Today the tale between the DR and Haiti is almost the same age-old immigration tale happening around the world, people leaving one nation in hopes of finding a better life on the other side. Many Haitians cross the small border to the Dominican looking for a better life and most end up working the toughest and dirtiest jobs; street vendors, cutting sugarcane, working in cacao, whatever odd jobs they can find as illegal immigrants. This story is of one Haitian who crossed the border and made his way to my campo.

I didn’t know this Haitian man, he could’ve passed my house weekly, daily, who knows, but I never met him. I don’t know where he lived or who his family was, I don’t even know his name. He came to our community to work on the electricity project. The electric company “hired” Haitians to dig the ditches for the lamp poles and to connect the wires pole to pole. Last week, one particular ordinary day, this man went to work, someone forgot to shut off the electricity in our zone, and he was electrocuted and died. When word got to my house he had died, no one even knew his name, they just said, “A Haitian died with the electricity.”

There is a sizeable Haitian community where I live, so thankfully someone found his brother, the only family he had here in the DR. Where I live the Dominicans and Haitians don’t mix much so I didn’t think anyone would be going to the funeral. At first I think people were curious. They wanted to see if the rumors of his stiff naked body were true, or if you could really smell the burnt still on him. They wondered what type of voodoo and witchcraft the Haitians would do to bury him.

But once the Dominicans actually started going to see the body, the talk changed. The men talked of how painful it was to see his distraught brother, who opened the casket every ten minutes to clean his brother’s face. The women, many with sons illegal in the US, related all too much to how painful it must be for a mother to never be able to touch her son’s face again, dead in a far away land. They talked about how sad it was that no one could bring him back to his own land because they were too afraid of immigration at the border. Something changed, the community started seeing this man as the human being he was. Weather it be Dominicans to Haitians, or Israelis to Palestinians or Al-Qaeda to Americans or Americans to Latinos, an important thing happens when you start seeing a people as human beings, you start treating them like that.

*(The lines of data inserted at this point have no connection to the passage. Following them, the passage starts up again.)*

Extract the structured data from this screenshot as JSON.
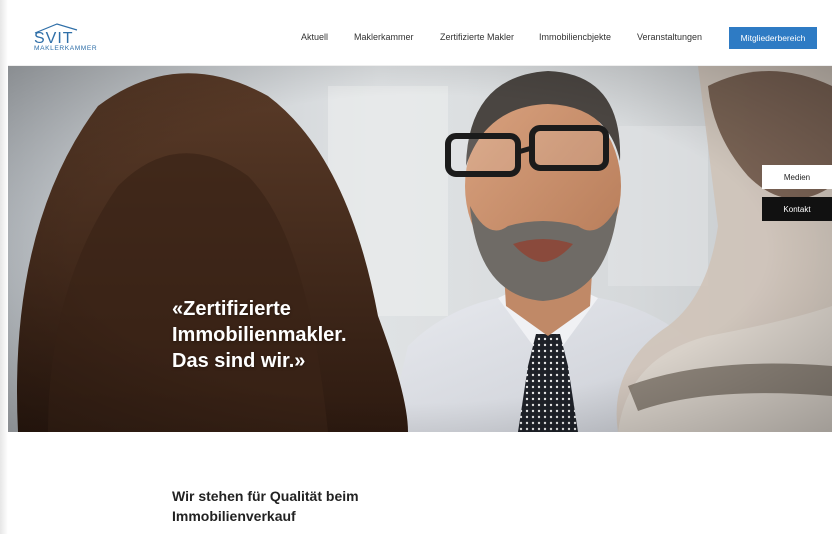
{
  "header": {
    "logo_text": "SVIT",
    "logo_subtext": "MAKLERKAMMER",
    "nav": [
      {
        "label": "Aktuell"
      },
      {
        "label": "Maklerkammer"
      },
      {
        "label": "Zertifizierte Makler"
      },
      {
        "label": "Immobiliencbjekte"
      },
      {
        "label": "Veranstaltungen"
      }
    ],
    "member_button": "Mitgliederbereich"
  },
  "hero": {
    "title_lines": [
      "«Zertifizierte",
      "Immobilienmakler.",
      "Das sind wir.»"
    ],
    "side_buttons": {
      "medien": "Medien",
      "kontakt": "Kontakt"
    }
  },
  "content": {
    "heading_lines": [
      "Wir stehen für Qualität beim",
      "Immobilienverkauf"
    ]
  },
  "colors": {
    "brand_blue": "#2e7bc4",
    "logo_blue": "#2f6fa8",
    "kontakt_bg": "#111111"
  }
}
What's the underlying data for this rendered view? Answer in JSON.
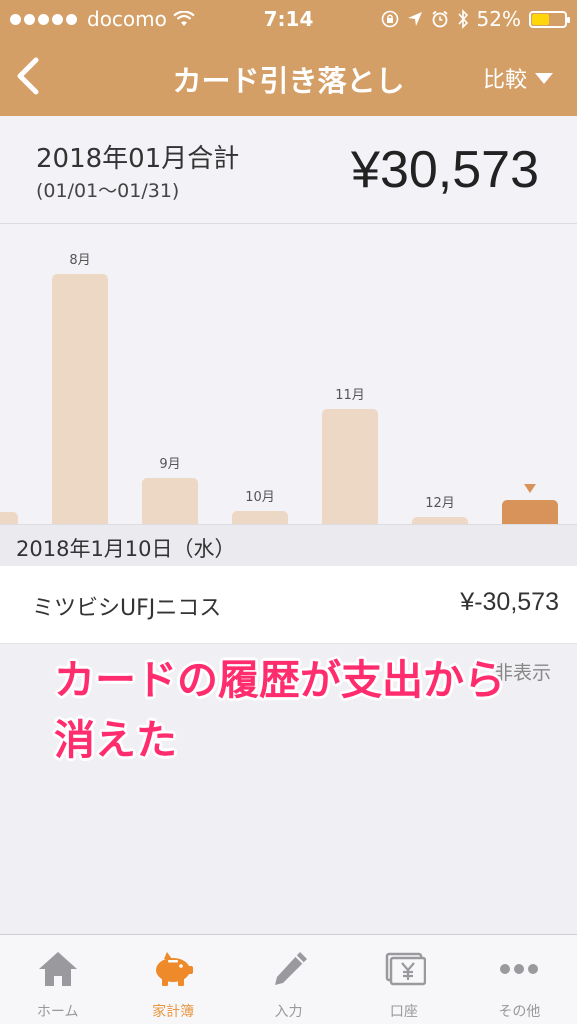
{
  "status_bar": {
    "carrier": "docomo",
    "time": "7:14",
    "battery": "52%"
  },
  "nav": {
    "title": "カード引き落とし",
    "compare_label": "比較"
  },
  "summary": {
    "label": "2018年01月合計",
    "range": "(01/01〜01/31)",
    "total": "¥30,573"
  },
  "chart_data": {
    "type": "bar",
    "categories": [
      "",
      "8月",
      "9月",
      "10月",
      "11月",
      "12月",
      ""
    ],
    "values": [
      12,
      250,
      46,
      13,
      115,
      7,
      24
    ],
    "selected_index": 6,
    "colors": {
      "bar": "#edd8c6",
      "selected": "#d8935a"
    }
  },
  "date_header": "2018年1月10日（水）",
  "transactions": [
    {
      "name": "ミツビシUFJニコス",
      "amount": "¥-30,573"
    }
  ],
  "link_tail": "非表示",
  "annotation": "カードの履歴が支出から消えた",
  "tabs": [
    {
      "label": "ホーム",
      "icon": "home-icon"
    },
    {
      "label": "家計簿",
      "icon": "piggy-bank-icon"
    },
    {
      "label": "入力",
      "icon": "pencil-icon"
    },
    {
      "label": "口座",
      "icon": "yen-account-icon"
    },
    {
      "label": "その他",
      "icon": "more-icon"
    }
  ]
}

Although a little late the community started pulling together to support the Haitian community and bury the man with dignity. They stopped recounting the horrible details of his death, they brought food and donated a burial plot.

Amazing things happen when you see people as human beings, you see them as having basic rights. In our Declaration of Independence the US defines basic rights as life, liberty and the pursuit of happiness. The pursuit of happiness is the one that seems to drive everyone: to get a job, to buy a house, to marry, to have kids, to look for a better life, wherever that may be.

Sadly this man, who I still don’t know his name, left his home like so many immigrants in pursuit of happiness, only to find despair. May he rest in peace now.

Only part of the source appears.